A faulty gene was identified in 2001 in heart cell

Dangerous heart rhythms called arrhythmias, often caused by undiagnosed heart conditions, can cause sudden cardiac arrests that take the lives of seemingly healthy young men and women including sports people.

A healthy, functioning heart has a regular electrical impulse that causes the heart to beat and pump blood around the body. If this impulse is interrupted or becomes irregular, it causes an abnormal heartbeat, called an arrhythmia. Arrhythmias can be a long-term condition, treated with medication or surgery or they can occur unexpectedly, suddenly stopping the heart from beating. For some people, sudden arrhythmias can be brought on by exercise and are often fatal.

A faulty gene was identified in 2001, pointing to a calcium channel in heart cells not functioning as it should. The channel should open and shut to regularly let calcium into the heart cells, kicking off the required electrical impulse for the heart to beat. A research team from The University of Manchester, funded by the British Heart Foundation (BHF), has found that when someone has the faulty gene, this channel can stay open for too long, making it leaky.  This causes a rare but potentially fatal heart condition called CPVT (catecholaminergic polymorphic ventricular tachycardia)
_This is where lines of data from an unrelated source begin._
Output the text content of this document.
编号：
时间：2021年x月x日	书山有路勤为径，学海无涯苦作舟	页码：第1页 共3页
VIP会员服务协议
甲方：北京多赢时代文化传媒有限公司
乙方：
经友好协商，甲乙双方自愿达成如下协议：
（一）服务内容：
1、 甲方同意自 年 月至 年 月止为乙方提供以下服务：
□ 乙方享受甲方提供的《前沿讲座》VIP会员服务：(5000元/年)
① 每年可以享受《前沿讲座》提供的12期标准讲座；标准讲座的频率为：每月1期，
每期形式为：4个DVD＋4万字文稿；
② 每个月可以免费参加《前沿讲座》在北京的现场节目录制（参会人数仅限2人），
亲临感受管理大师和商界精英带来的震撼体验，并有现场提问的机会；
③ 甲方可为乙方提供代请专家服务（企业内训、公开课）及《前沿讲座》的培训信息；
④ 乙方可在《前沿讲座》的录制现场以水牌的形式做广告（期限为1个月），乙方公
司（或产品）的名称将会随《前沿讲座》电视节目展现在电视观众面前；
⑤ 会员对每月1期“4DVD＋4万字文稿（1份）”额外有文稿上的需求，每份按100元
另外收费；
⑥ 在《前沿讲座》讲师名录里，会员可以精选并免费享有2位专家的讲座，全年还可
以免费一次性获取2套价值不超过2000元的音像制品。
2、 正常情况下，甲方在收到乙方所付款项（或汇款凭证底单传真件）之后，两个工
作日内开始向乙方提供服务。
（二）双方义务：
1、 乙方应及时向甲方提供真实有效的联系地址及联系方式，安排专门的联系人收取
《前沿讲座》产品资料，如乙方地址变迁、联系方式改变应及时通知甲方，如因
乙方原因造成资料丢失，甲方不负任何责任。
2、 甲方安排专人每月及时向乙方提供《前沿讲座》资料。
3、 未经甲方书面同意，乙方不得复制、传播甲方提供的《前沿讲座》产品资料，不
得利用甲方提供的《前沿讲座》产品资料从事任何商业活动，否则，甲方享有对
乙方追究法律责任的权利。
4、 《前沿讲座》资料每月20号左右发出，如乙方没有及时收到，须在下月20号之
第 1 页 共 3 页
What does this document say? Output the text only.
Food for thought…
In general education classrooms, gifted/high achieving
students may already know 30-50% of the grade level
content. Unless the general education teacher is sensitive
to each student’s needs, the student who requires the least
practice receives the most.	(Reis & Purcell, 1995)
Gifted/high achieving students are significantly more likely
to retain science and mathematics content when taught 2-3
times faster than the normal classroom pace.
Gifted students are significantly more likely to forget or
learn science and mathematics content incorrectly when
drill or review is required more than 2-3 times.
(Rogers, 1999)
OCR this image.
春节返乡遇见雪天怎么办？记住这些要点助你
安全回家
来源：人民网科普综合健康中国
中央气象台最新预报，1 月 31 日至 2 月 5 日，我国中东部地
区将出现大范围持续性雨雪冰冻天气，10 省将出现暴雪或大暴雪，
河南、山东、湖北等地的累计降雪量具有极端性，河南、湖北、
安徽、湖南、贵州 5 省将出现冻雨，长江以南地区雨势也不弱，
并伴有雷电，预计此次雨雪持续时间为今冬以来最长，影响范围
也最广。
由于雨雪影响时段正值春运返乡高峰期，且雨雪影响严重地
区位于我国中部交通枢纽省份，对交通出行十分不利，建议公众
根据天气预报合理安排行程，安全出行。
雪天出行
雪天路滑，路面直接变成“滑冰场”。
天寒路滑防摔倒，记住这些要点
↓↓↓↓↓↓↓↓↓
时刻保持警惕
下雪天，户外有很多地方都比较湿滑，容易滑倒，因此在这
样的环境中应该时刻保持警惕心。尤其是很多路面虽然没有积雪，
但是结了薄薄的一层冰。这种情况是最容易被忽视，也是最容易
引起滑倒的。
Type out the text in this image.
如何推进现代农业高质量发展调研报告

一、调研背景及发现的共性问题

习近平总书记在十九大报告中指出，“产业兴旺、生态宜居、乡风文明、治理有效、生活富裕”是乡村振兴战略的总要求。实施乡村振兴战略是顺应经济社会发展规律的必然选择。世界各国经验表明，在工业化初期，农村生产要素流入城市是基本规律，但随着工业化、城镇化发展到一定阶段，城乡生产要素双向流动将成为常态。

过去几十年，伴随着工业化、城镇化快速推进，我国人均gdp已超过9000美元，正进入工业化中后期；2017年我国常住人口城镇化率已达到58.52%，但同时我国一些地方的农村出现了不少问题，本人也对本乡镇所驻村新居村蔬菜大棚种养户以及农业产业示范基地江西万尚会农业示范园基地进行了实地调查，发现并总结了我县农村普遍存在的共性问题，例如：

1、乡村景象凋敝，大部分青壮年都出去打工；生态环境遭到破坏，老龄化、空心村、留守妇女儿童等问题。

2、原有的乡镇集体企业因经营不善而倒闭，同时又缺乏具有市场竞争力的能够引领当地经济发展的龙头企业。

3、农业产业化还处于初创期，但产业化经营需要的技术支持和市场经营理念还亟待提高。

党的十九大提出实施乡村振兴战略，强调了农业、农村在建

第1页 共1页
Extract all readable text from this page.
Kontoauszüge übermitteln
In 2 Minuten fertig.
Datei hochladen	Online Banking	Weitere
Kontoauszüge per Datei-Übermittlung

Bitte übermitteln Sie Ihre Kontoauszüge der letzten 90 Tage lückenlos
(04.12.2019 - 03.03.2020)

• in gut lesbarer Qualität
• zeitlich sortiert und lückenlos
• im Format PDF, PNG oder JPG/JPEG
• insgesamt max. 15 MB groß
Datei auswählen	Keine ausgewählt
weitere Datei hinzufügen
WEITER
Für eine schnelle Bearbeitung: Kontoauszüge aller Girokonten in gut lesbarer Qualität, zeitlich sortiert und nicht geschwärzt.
When someone exercises, adrenaline is released which increases the amount of calcium stored in the cells. If someone has CPVT and has these leaky channels, calcium can flood into the heart cells, causing a fatal arrhythmia. The leaky calcium channels might go completely unnoticed until this happens.

Professor Clifford Garratt and Dr Luigi Venetucci, clinicians in the team, are working with the families of those who have died from sudden arrhythmic death syndrome (SADS) to determine if they are also at risk. As the gene is inherited, the team want to know if everyone with the faulty gene develops an arrhythmia or if there are other genes involved.

BHF Professor David Eisner from The University of Manchester's Institute of Cardiovascular Sciences, who led the research, said: "People who are prone to sudden arrhythmias often die young.  Survivors may have an internal defibrillator fitted at a young age, to shock their heart back into a regular heartbeat if needed but the device does not last forever and needs replacing as the child or young person grows.

"A better understanding of what goes wrong inside the heart during an arrhythmia is crucial to finding the genes that can cause abnormal heart rhythms, and developing better treatments for people at risk of the tragedy of sudden cardiac death."

Professor Jeremy Pearson, Associate Medical Director at the BHF, which funds the Manchester research team, said: "Exercise is a vital part of maintaining a healthy heart and for the vast majority of people, it should be part of their daily routine but, for some people, exercise can trigger an underlying condition that they didn't know they had. We know that screening doesn't find everyone with the genes that can make them prone to sudden cardiac death and we urgently need more research to understand the causes of these rare, but potentially fatal, arrhythmias."